Après avoir découvert la sérigraphie à San Francisco, Rathur LD est de retour à Nantes depuis 2013 avec des bombes de peinture sous le bras et des idées plein la tête.
Installé dans le quartier Graslin, il y récupère des palettes de bois pour en faire des supports de création. Avec une affection particulière pour l’encre de Chine, son style se situe entre l’abstrait et le figuratif avec une petite dose de psychédélisme. Entre des projets d’affiches, de dessin et de menuiserie, il s’attelle à peindre des fresques murales. Pour ces dernières, il est notamment passé par plusieurs murs du plan graff. Rencontre avec Rathur LD :
Pick Up Production : Artistiquement parlant, comment s’est passée ton année 2020 et comment entames-tu 2021 ?
Rathur LD : cet été j’ai pu expérimenter des travaux avec la bombe et la scie sauteuse sur différents projets aux ateliers Magellan. J’ai notamment bossé sur une partie de la scénographie pour la Saison Déconfinée : la déco du bar, de la cage du fauve et le tigre à bascule. À Malestroit, j’ai eu l’occasion de travailler sur la déco d’une brasserie, « Barque! ». Le reste de la saison était bien rempli avec des ateliers graffiti, une exposition solo à Clisson pendant le temps du déconfinement de septembre à novembre. J’ai plutôt eu du bol en fait.
En ce moment, je prends le temps de bosser sur des grands formats et je refais de la BD. Pas mal d’encre de Chine. Sans rentrer dans les détails, ce n’est vraiment pas l’inspiration qui manque !
PUP : Tu as peint plusieurs œuvres sur des murs légaux du Plan Graff mis en place par la ville de Nantes et Pick Up Production. Comment as-tu découvert ce dispositif ?
R.LD : De mémoire, j’avais aperçu un panneau près d’un mur et en recherchant sur le net j’avais pu voir que Pick Up gérait les autorisations. J’avais assez peur du résultat de mes premiers graffitis, donc je suis pas mal allé faire des brouillons au niveau de la rue Paul Nizan. J’en ai sincèrement raté plusieurs avant que ça me plaise. Ça ne marche pas du premier coup ! Mais je trouve que c’est important de garder une trace avec soi des premiers graffitis ou collages. Quand tu as l’impression que ce que tu fais aujourd’hui te semble naze, ça aide à relativiser. Un peu comme garder un dessin qui date de la maternelle. C’est une pratique qui rend assez exigeant et un format qui donne toujours envie de faire des pièces de plus en plus grandes. Ça permet aussi aux gens d’avoir une bonne visibilité sur ton travail.
PUP : Pourquoi es-tu venu peindre sur ces murs en particulier ?

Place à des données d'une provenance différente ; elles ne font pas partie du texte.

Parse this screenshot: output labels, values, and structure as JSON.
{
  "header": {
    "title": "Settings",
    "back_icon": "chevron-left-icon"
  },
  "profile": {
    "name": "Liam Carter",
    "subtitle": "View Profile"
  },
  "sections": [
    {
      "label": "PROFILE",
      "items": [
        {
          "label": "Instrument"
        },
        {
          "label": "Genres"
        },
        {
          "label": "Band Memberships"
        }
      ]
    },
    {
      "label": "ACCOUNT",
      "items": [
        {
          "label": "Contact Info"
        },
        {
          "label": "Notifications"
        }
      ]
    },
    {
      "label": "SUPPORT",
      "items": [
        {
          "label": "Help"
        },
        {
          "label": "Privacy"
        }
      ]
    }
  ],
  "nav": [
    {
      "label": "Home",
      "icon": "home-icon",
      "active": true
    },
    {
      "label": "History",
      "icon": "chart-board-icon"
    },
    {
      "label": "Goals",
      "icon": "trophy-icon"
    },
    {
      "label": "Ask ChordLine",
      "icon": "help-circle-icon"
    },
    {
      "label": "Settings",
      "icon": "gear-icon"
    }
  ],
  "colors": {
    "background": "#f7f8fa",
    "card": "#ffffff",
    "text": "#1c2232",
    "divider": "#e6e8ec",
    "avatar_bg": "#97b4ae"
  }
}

R.LD : La rue Paul Nizan est un spot bien cool pour commencer (même pour continuer d’y graffer), dans le sens où la durée de vie d’un graff là-bas est très aléatoire, ça tourne tellement. Ta pièce peut être recouverte dès le lendemain. Tu as moins de pression si tu te craques, car ça se fond bien dans la masse. Et puis le quartier est sympa, on y croise souvent du monde.
La première fois que je suis allé bomber boulevard Louis Barthou (sous le pont Aristide Briand), c’était quand même pas pareil en terme d’expo et de surface, ça changeait de cadre aussi. Sans compter que, en toute modestie, quand tu te pointes (enfin) sur un nouveau mur qui change de d’habitude, tu prépares ton matériel, tu te rends sur place et tu vois que finalement tu recouvres un graff de Smerf et que le mur d’à côté c’est Ador t’as pas trop envie de te rater… Ça s’est très bien passé au final.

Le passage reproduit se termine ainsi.